If large companies weaponize the rules, the rule should be that we don’t have large companies. This is simpler and more practicable than devising surmountable rules or trying to stop lobbying. This is a non-partisan issue. It has nothing to do with the size or role of government, only with the weight of legislation. If you believer in free markets, you will want a return to them. If you believe labor has lost out to large corporates, you will want to fragment the current power structure.

What we need is less traditional regulation and more action from the Competition and Markets Authority (CMA). Lao Tsu advises that you ‘govern big countries like you cook little fish’. The CMA should block mergers where the bulk of a sector is controlled by six players or fewer,  and break up sectors where this is already the case. Its recent blocking of the Sainsbury’s-Asda merger is encouraging.

Studies show that a 10 percent increase in regulatory restrictions in an industry corresponds to a 0.5 percent decrease in the number of small firms in that industry. Large firms, meanwhile, are unaffected. And the real damage is cumulative, with increasing numbers of small businesses closing after several years of regulatory growth. The poor, Tepper notes, are ‘the biggest losers’, because ‘small businesses are more common in low-income areas’.

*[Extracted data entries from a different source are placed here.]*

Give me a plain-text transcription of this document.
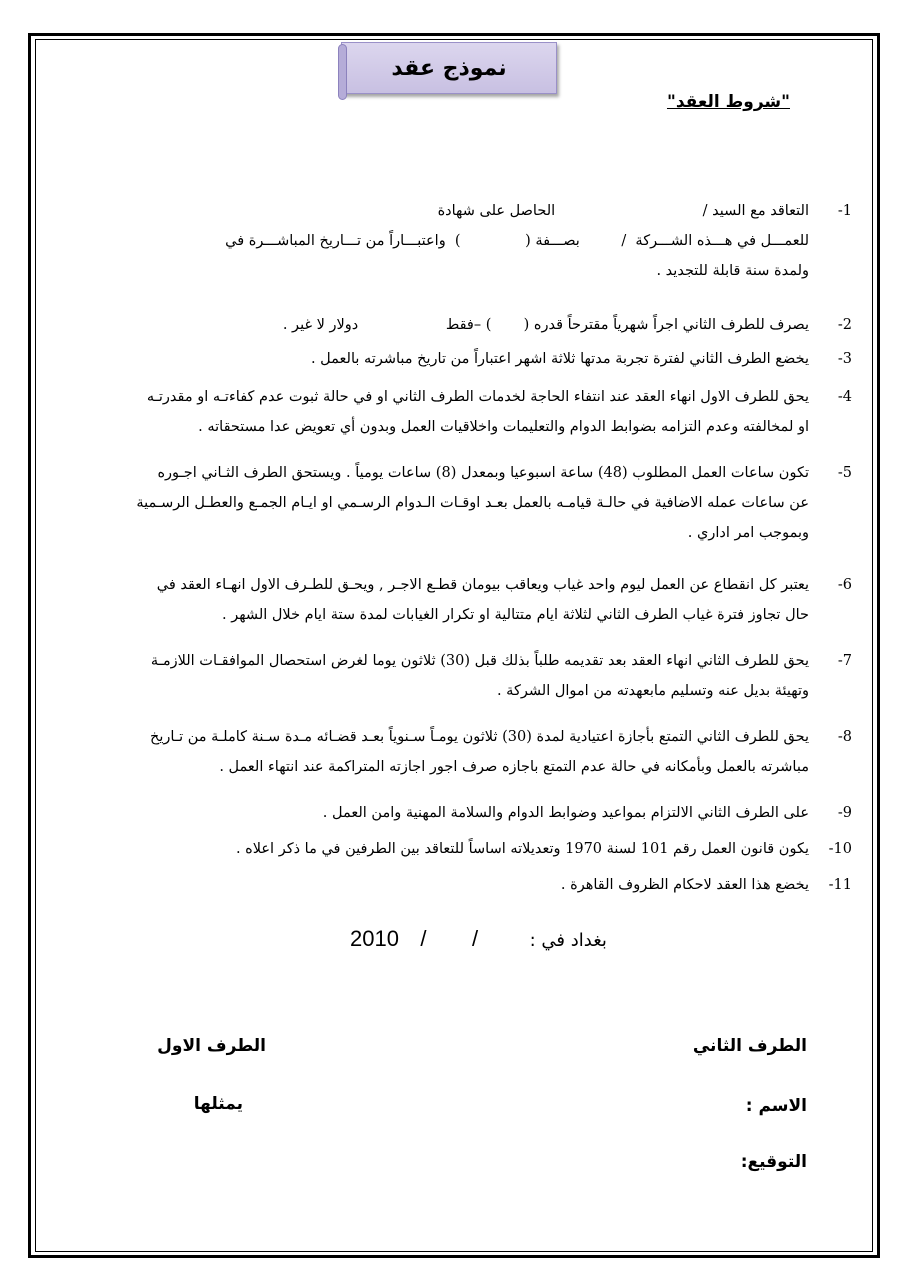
نموذج عقد
"شروط العقد"
-1
التعاقد مع السيد /                                الحاصل على شهادة
للعمـــل في هـــذه الشـــركة  /         بصـــفة (              )  واعتبـــاراً من تـــاريخ المباشـــرة في
ولمدة سنة قابلة للتجديد .
-2
يصرف للطرف الثاني اجراً شهرياً مقترحاً قدره (       ) –فقط                   دولار لا غير .
-3
يخضع الطرف الثاني لفترة تجربة مدتها ثلاثة اشهر اعتباراً من تاريخ مباشرته بالعمل .
-4
يحق للطرف الاول انهاء العقد عند انتفاء الحاجة لخدمات الطرف الثاني او في حالة ثبوت عدم كفاءتـه او مقدرتـه
او لمخالفته وعدم التزامه بضوابط الدوام والتعليمات واخلاقيات العمل وبدون أي تعويض عدا مستحقاته .
-5
تكون ساعات العمل المطلوب (48) ساعة اسبوعيا وبمعدل (8) ساعات يومياً . ويستحق الطرف الثـاني اجـوره
عن ساعات عمله الاضافية في حالـة قيامـه بالعمل بعـد اوقـات الـدوام الرسـمي او ايـام الجمـع والعطـل الرسـمية
وبموجب امر اداري .
-6
يعتبر كل انقطاع عن العمل ليوم واحد غياب ويعاقب بيومان قطـع الاجـر , ويحـق للطـرف الاول انهـاء العقد في
حال تجاوز فترة غياب الطرف الثاني لثلاثة ايام متتالية او تكرار الغيابات لمدة ستة ايام خلال الشهر .
-7
يحق للطرف الثاني انهاء العقد بعد تقديمه طلباً بذلك قبل (30) ثلاثون يوما لغرض استحصال الموافقـات اللازمـة
وتهيئة بديل عنه وتسليم مابعهدته من اموال الشركة .
-8
يحق للطرف الثاني التمتع بأجازة اعتيادية لمدة (30) ثلاثون يومـاً سـنوياً بعـد قضـائه مـدة سـنة كاملـة من تـاريخ
مباشرته بالعمل وبأمكانه في حالة عدم التمتع باجازه صرف اجور اجازته المتراكمة عند انتهاء العمل .
-9
على الطرف الثاني الالتزام بمواعيد وضوابط الدوام والسلامة المهنية وامن العمل .
-10
يكون قانون العمل رقم 101 لسنة 1970 وتعديلاته اساساً للتعاقد بين الطرفين في ما ذكر اعلاه .
-11
يخضع هذا العقد لاحكام الظروف القاهرة .
بغداد في :  /  /  2010
الطرف الثاني
الطرف الاول
الاسم :
يمثلها
التوقيع:
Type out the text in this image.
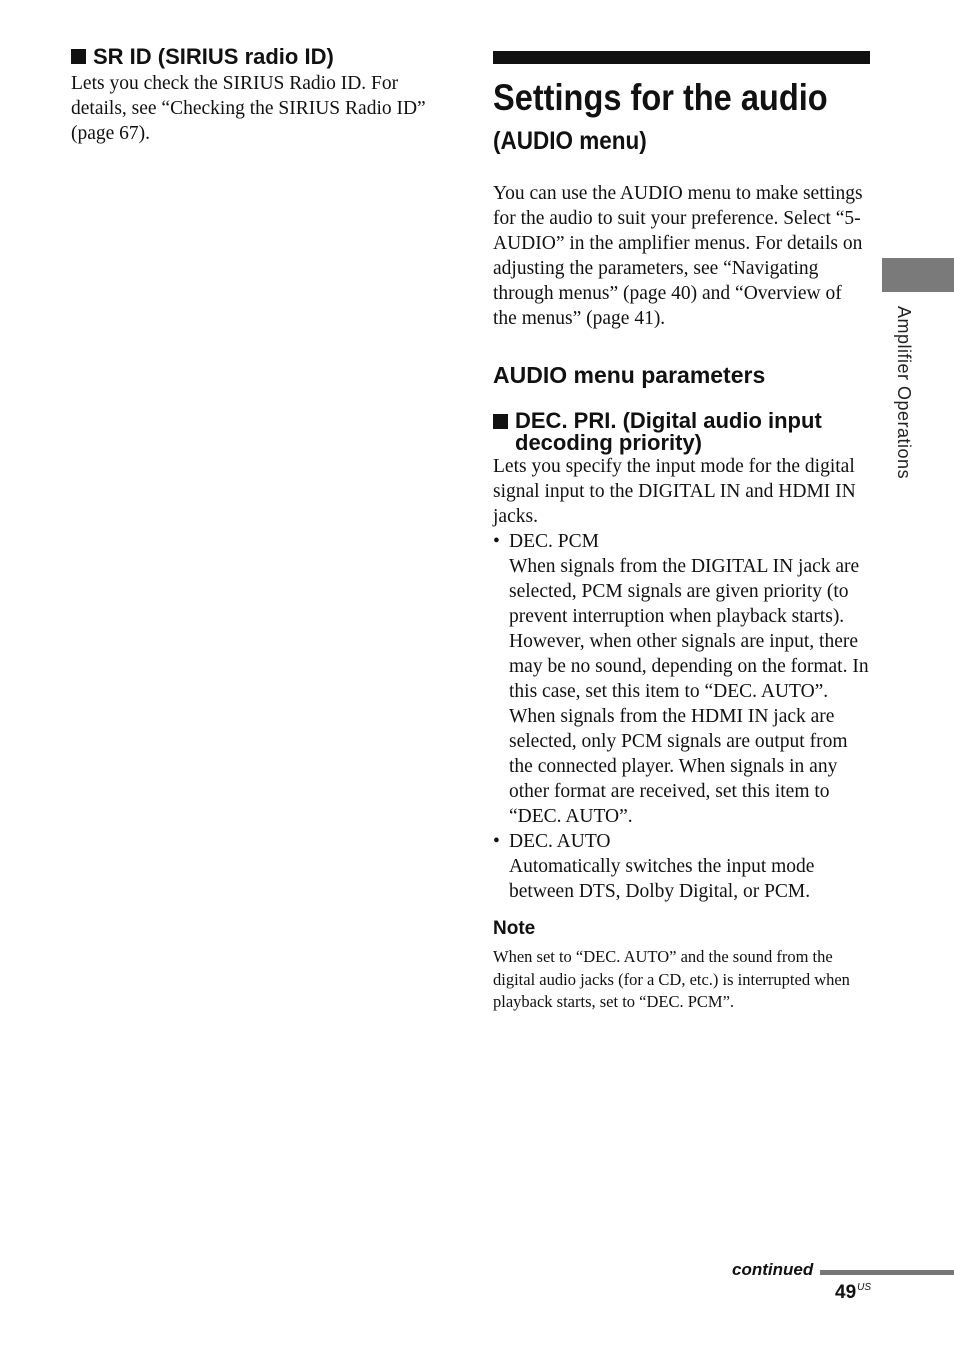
SR ID (SIRIUS radio ID)

Lets you check the SIRIUS Radio ID. For details, see “Checking the SIRIUS Radio ID” (page 67).

Settings for the audio
(AUDIO menu)

You can use the AUDIO menu to make settings for the audio to suit your preference. Select “5-AUDIO” in the amplifier menus. For details on adjusting the parameters, see “Navigating through menus” (page 40) and “Overview of the menus” (page 41).

AUDIO menu parameters
DEC. PRI. (Digital audio input decoding priority)

Lets you specify the input mode for the digital signal input to the DIGITAL IN and HDMI IN jacks.

• DEC. PCM
When signals from the DIGITAL IN jack are selected, PCM signals are given priority (to prevent interruption when playback starts). However, when other signals are input, there may be no sound, depending on the format. In this case, set this item to “DEC. AUTO”. When signals from the HDMI IN jack are selected, only PCM signals are output from the connected player. When signals in any other format are received, set this item to “DEC. AUTO”.
• DEC. AUTO
Automatically switches the input mode between DTS, Dolby Digital, or PCM.
Note

When set to “DEC. AUTO” and the sound from the digital audio jacks (for a CD, etc.) is interrupted when playback starts, set to “DEC. PCM”.

Amplifier Operations
continued
$49^{US}$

The battles of the last few years have often been seen in terms of values: Somewheres against Nowheres, internationalists against Little Englanders, liberals against racists. The values of the EU and a multinational like Gillette may be genuinely tolerant, and many people are deeply upset that these values appear to have been rejected. There is, however, a difference between a system’s values and its effects, the concentration of political and economic power.

The poor and rural populations feel the effects first. In 2016, Hillary Clinton won 472 counties representing 64 percent of American GDP, whilst Trump won 2,584 counties representing 35 percent GDP. A similar pattern occurred in the Brexit vote. There are fewer and fewer small employers in regional and seaside towns. We may not like the messengers, but we have to respect the message.

Anyone who believes the EU’s crony capitalism is pernicious must accept that the ‘Anglo-Saxon’ systems have also allowed companies to become unhealthily big and powerful. The European Union’s power structure, lobbying culture and legislative weight have had baleful effects, but at least it has an active Competition Commission. We must revive a balanced political and legislative relationship if we are to make markets free again, and fair again.